RAF veteran from Cam became benefits cheat so wife did not find out about military pension
AN RAF veteran became a benefits cheat because he did not want his second wife to find out about his military pension, a court heard.
Over a period of more than eight years, wheelchair-bound former airman Philip Savage claimed council tax and housing benefits of £33,517 he was not entitled to.
The benefits were paid to him by Stroud District Council and later Gloucester City Council because he failed to disclose his £645 a month RAF pension, prosecutor Anna Midgley told Gloucester Crown Court.
Savage's solicitor, Claire Malvern, said he had withheld details of his pension because he did not want his second wife to claim part of it if their marriage ever failed in future.

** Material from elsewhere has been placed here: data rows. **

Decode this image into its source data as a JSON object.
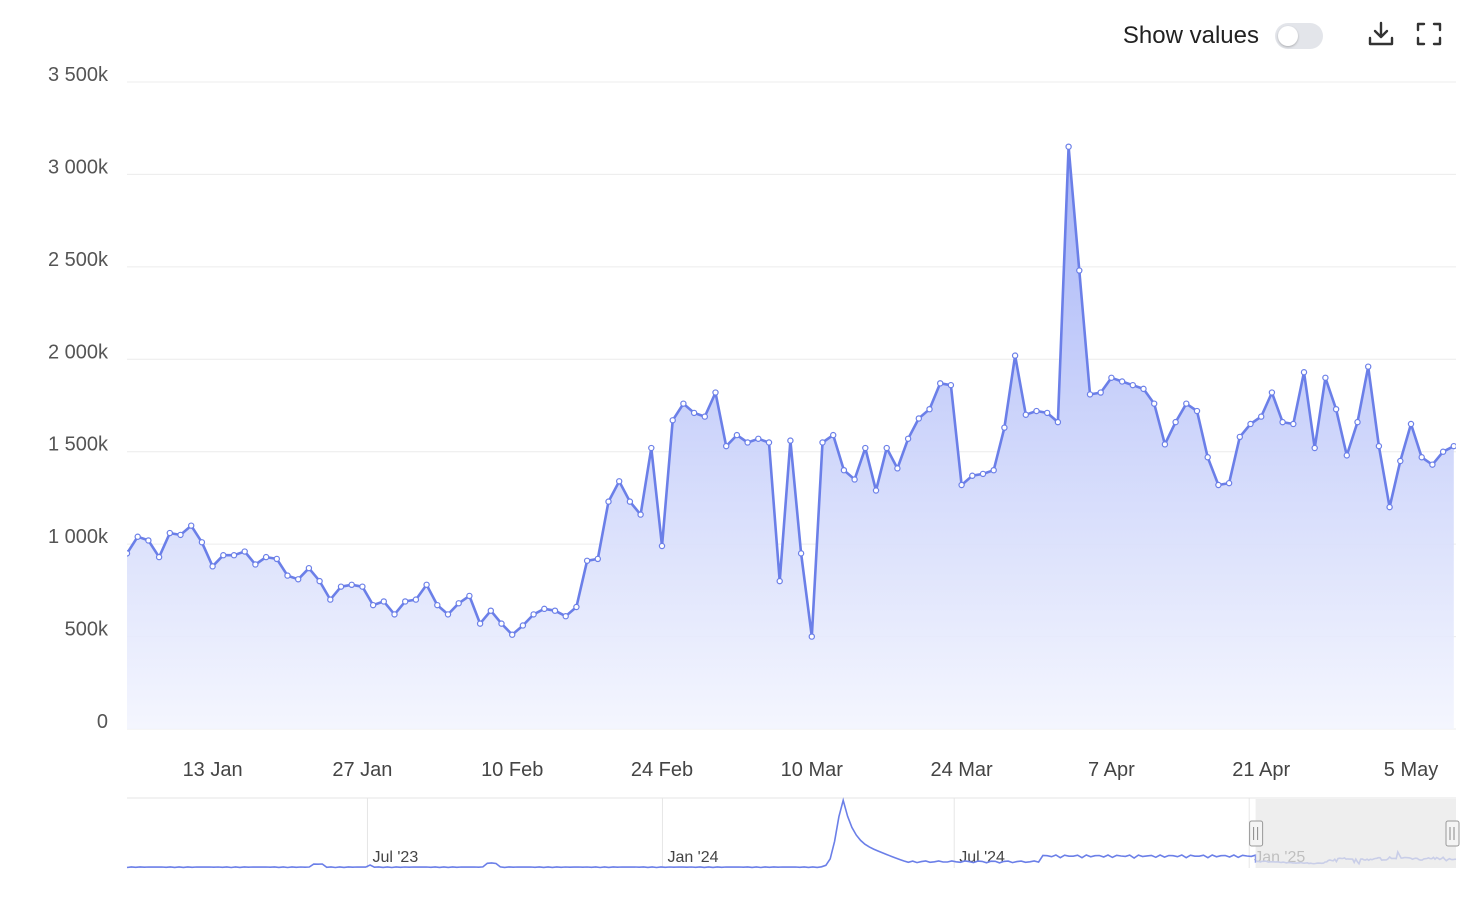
{
  "toolbar": {
    "show_values_label": "Show values",
    "show_values_on": false,
    "download_icon": "download-icon",
    "fullscreen_icon": "fullscreen-icon"
  },
  "colors": {
    "line": "#6B7FE8",
    "fill_top": "#a3b1f7",
    "fill_bottom": "#f3f5fe",
    "grid": "#ececec",
    "navigator_mask": "#e8e8e8"
  },
  "chart_data": {
    "type": "area",
    "xlabel": "",
    "ylabel": "",
    "ylim": [
      0,
      3500000
    ],
    "y_ticks": [
      {
        "value": 0,
        "label": "0"
      },
      {
        "value": 500000,
        "label": "500k"
      },
      {
        "value": 1000000,
        "label": "1 000k"
      },
      {
        "value": 1500000,
        "label": "1 500k"
      },
      {
        "value": 2000000,
        "label": "2 000k"
      },
      {
        "value": 2500000,
        "label": "2 500k"
      },
      {
        "value": 3000000,
        "label": "3 000k"
      },
      {
        "value": 3500000,
        "label": "3 500k"
      }
    ],
    "x_start": "2025-01-05",
    "x_ticks": [
      {
        "date": "2025-01-13",
        "label": "13 Jan"
      },
      {
        "date": "2025-01-27",
        "label": "27 Jan"
      },
      {
        "date": "2025-02-10",
        "label": "10 Feb"
      },
      {
        "date": "2025-02-24",
        "label": "24 Feb"
      },
      {
        "date": "2025-03-10",
        "label": "10 Mar"
      },
      {
        "date": "2025-03-24",
        "label": "24 Mar"
      },
      {
        "date": "2025-04-07",
        "label": "7 Apr"
      },
      {
        "date": "2025-04-21",
        "label": "21 Apr"
      },
      {
        "date": "2025-05-05",
        "label": "5 May"
      }
    ],
    "grid": true,
    "legend": "none",
    "values": [
      950000,
      1040000,
      1020000,
      930000,
      1060000,
      1050000,
      1100000,
      1010000,
      880000,
      940000,
      940000,
      960000,
      890000,
      930000,
      920000,
      830000,
      810000,
      870000,
      800000,
      700000,
      770000,
      780000,
      770000,
      670000,
      690000,
      620000,
      690000,
      700000,
      780000,
      670000,
      620000,
      680000,
      720000,
      570000,
      640000,
      570000,
      510000,
      560000,
      620000,
      650000,
      640000,
      610000,
      660000,
      910000,
      920000,
      1230000,
      1340000,
      1230000,
      1160000,
      1520000,
      990000,
      1670000,
      1760000,
      1710000,
      1690000,
      1820000,
      1530000,
      1590000,
      1550000,
      1570000,
      1550000,
      800000,
      1560000,
      950000,
      500000,
      1550000,
      1590000,
      1400000,
      1350000,
      1520000,
      1290000,
      1520000,
      1410000,
      1570000,
      1680000,
      1730000,
      1870000,
      1860000,
      1320000,
      1370000,
      1380000,
      1400000,
      1630000,
      2020000,
      1700000,
      1720000,
      1710000,
      1660000,
      3150000,
      2480000,
      1810000,
      1820000,
      1900000,
      1880000,
      1860000,
      1840000,
      1760000,
      1540000,
      1660000,
      1760000,
      1720000,
      1470000,
      1320000,
      1330000,
      1580000,
      1650000,
      1690000,
      1820000,
      1660000,
      1650000,
      1930000,
      1520000,
      1900000,
      1730000,
      1480000,
      1660000,
      1960000,
      1530000,
      1200000,
      1450000,
      1650000,
      1470000,
      1430000,
      1500000,
      1530000
    ],
    "navigator": {
      "labels": [
        "Jul '23",
        "Jan '24",
        "Jul '24",
        "Jan '25"
      ],
      "label_dates": [
        "2023-07-01",
        "2024-01-01",
        "2024-07-01",
        "2025-01-01"
      ],
      "start": "2023-02-01",
      "end": "2025-05-10",
      "selection_start": "2025-01-05",
      "selection_end": "2025-05-10"
    }
  }
}
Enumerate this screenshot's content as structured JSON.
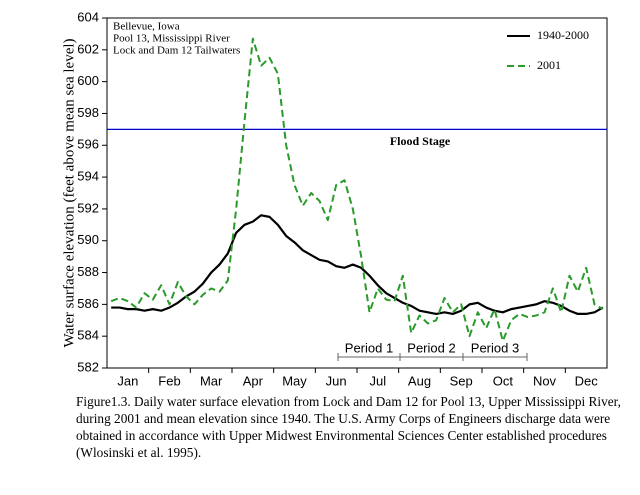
{
  "chart_data": {
    "type": "line",
    "y_label": "Water surface elevation (feet above mean sea level)",
    "annotation_lines": [
      "Bellevue, Iowa",
      "Pool 13, Mississippi River",
      "Lock and Dam 12 Tailwaters"
    ],
    "flood_stage": {
      "value": 597,
      "label": "Flood Stage",
      "color": "#0000cc"
    },
    "periods": [
      "Period 1",
      "Period 2",
      "Period 3"
    ],
    "caption": [
      "Figure1.3. Daily water surface elevation from Lock and Dam 12 for Pool 13, Upper Mississippi River,",
      "during 2001 and mean elevation since 1940.  The U.S. Army Corps of Engineers discharge data were",
      " obtained in accordance with Upper Midwest Environmental Sciences Center established procedures",
      "(Wlosinski et al. 1995)."
    ],
    "categories": [
      null,
      null,
      "Jan",
      null,
      null,
      null,
      null,
      "Feb",
      null,
      null,
      null,
      null,
      "Mar",
      null,
      null,
      null,
      null,
      "Apr",
      null,
      null,
      null,
      null,
      "May",
      null,
      null,
      null,
      null,
      "Jun",
      null,
      null,
      null,
      null,
      "Jul",
      null,
      null,
      null,
      null,
      "Aug",
      null,
      null,
      null,
      null,
      "Sep",
      null,
      null,
      null,
      null,
      "Oct",
      null,
      null,
      null,
      null,
      "Nov",
      null,
      null,
      null,
      null,
      "Dec",
      null,
      null
    ],
    "series": [
      {
        "name": "1940-2000",
        "color": "#000000",
        "values": [
          585.8,
          585.8,
          585.7,
          585.7,
          585.6,
          585.7,
          585.6,
          585.8,
          586.1,
          586.5,
          586.8,
          587.3,
          588.0,
          588.5,
          589.2,
          590.5,
          591.0,
          591.2,
          591.6,
          591.5,
          591.0,
          590.3,
          589.9,
          589.4,
          589.1,
          588.8,
          588.7,
          588.4,
          588.3,
          588.5,
          588.3,
          587.8,
          587.2,
          586.7,
          586.4,
          586.1,
          585.9,
          585.6,
          585.5,
          585.4,
          585.5,
          585.4,
          585.6,
          586.0,
          586.1,
          585.8,
          585.6,
          585.5,
          585.7,
          585.8,
          585.9,
          586.0,
          586.2,
          586.1,
          585.9,
          585.6,
          585.4,
          585.4,
          585.5,
          585.8
        ]
      },
      {
        "name": "2001",
        "color": "#2a9a2a",
        "values": [
          586.2,
          586.4,
          586.2,
          585.8,
          586.7,
          586.3,
          587.2,
          586.0,
          587.4,
          586.5,
          586.0,
          586.6,
          587.0,
          586.8,
          587.5,
          592.0,
          597.5,
          602.7,
          601.0,
          601.5,
          600.5,
          596.0,
          593.5,
          592.2,
          593.0,
          592.5,
          591.3,
          593.5,
          593.8,
          592.0,
          589.0,
          585.5,
          587.0,
          586.3,
          586.2,
          587.8,
          584.2,
          585.3,
          584.8,
          585.0,
          586.4,
          585.5,
          586.0,
          584.0,
          585.5,
          584.5,
          585.7,
          583.7,
          585.0,
          585.4,
          585.2,
          585.3,
          585.5,
          587.0,
          585.5,
          587.8,
          586.8,
          588.3,
          586.0,
          585.7
        ]
      }
    ],
    "ylim": [
      582,
      604
    ],
    "yticks": [
      582,
      584,
      586,
      588,
      590,
      592,
      594,
      596,
      598,
      600,
      602,
      604
    ],
    "legend": "upper right"
  }
}
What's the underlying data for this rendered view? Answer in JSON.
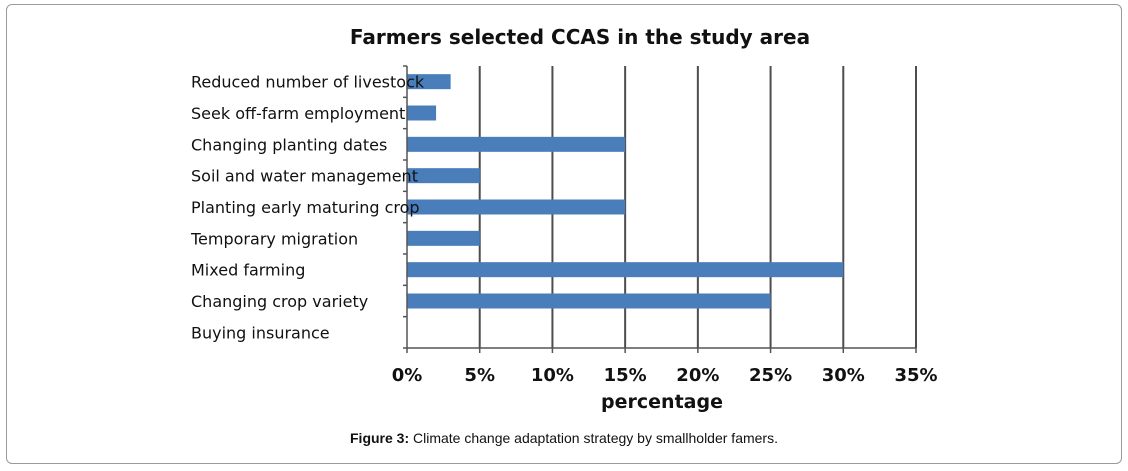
{
  "chart_data": {
    "type": "bar",
    "orientation": "horizontal",
    "title": "Farmers selected CCAS in the study area",
    "xlabel": "percentage",
    "ylabel": "",
    "categories": [
      "Reduced number of livestock",
      "Seek off-farm employment",
      "Changing planting dates",
      "Soil and water management",
      "Planting early maturing crop",
      "Temporary migration",
      "Mixed farming",
      "Changing crop variety",
      "Buying insurance"
    ],
    "values": [
      3,
      2,
      15,
      5,
      15,
      5,
      30,
      25,
      0
    ],
    "xlim": [
      0,
      35
    ],
    "xticks": [
      "0%",
      "5%",
      "10%",
      "15%",
      "20%",
      "25%",
      "30%",
      "35%"
    ],
    "grid": "vertical",
    "bar_color": "#4a7ebb",
    "grid_color": "#4d4d4d"
  },
  "caption": {
    "label": "Figure 3:",
    "text": " Climate change adaptation strategy by smallholder famers."
  }
}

This was because his first wife 'took everything from him' when their marriage broke up and he did not want the same to happen again, she said.
Savage, 77, who was living in Phillimore Road, Cam, for most of the time he was offending but now lives in Buchan Drive, Kingsway, Quedgeley, admitted four offences of obtaining benefits by deception between November 2003 and May 2012.
Judge Michael Harington told him that if it were not for his age and poor health he would go straight to prison.
However, an immediate jail term for a disabled man of 77 with health problems would be 'entirely inappropriate,' said the judge.
He sentenced Savage to a six months curfew requiring him to be home every night between 8pm-7am.
Ms Midgley had told the court: "His dishonesty was that he failed to declare his armed forces pension which related to his days in the RAF.
"He was receiving that pension from 1980 onwards. The current monthly payment is £645.
"That money is paid into his Santander bank account but when making his benefit claims from November 2003 he failed to disclose the existence of that account.
"He said he only had his State pension, attendance allowance, disability allowance and a small private pension. This was a relatively substantial deception."
She said an investigation was launched by the councils when data match information suggested that he was receiving a military pension.
She said he was now repaying Stroud District Council £100 a month and Gloucester City Council £6 a week.
Ms Malvern told the court Savage was a man of previous good character with significant health problems.
"The motivation for this fraud was that he'd had a failed marriage," she said. "As a result his first wife took everything from him. He suffered a mental breakdown and was in a mental institution for a period of time.
"He felt vulnerable as a result of that marriage breakdown. When he met his present wife he was loathe to disclose the pension to her because he feared if their marriage ever broke down he might have to forfeit part of that pension as well."
Judge Harington told Savage he would have passed a nine months jail term if he had been a younger and healthier defendant.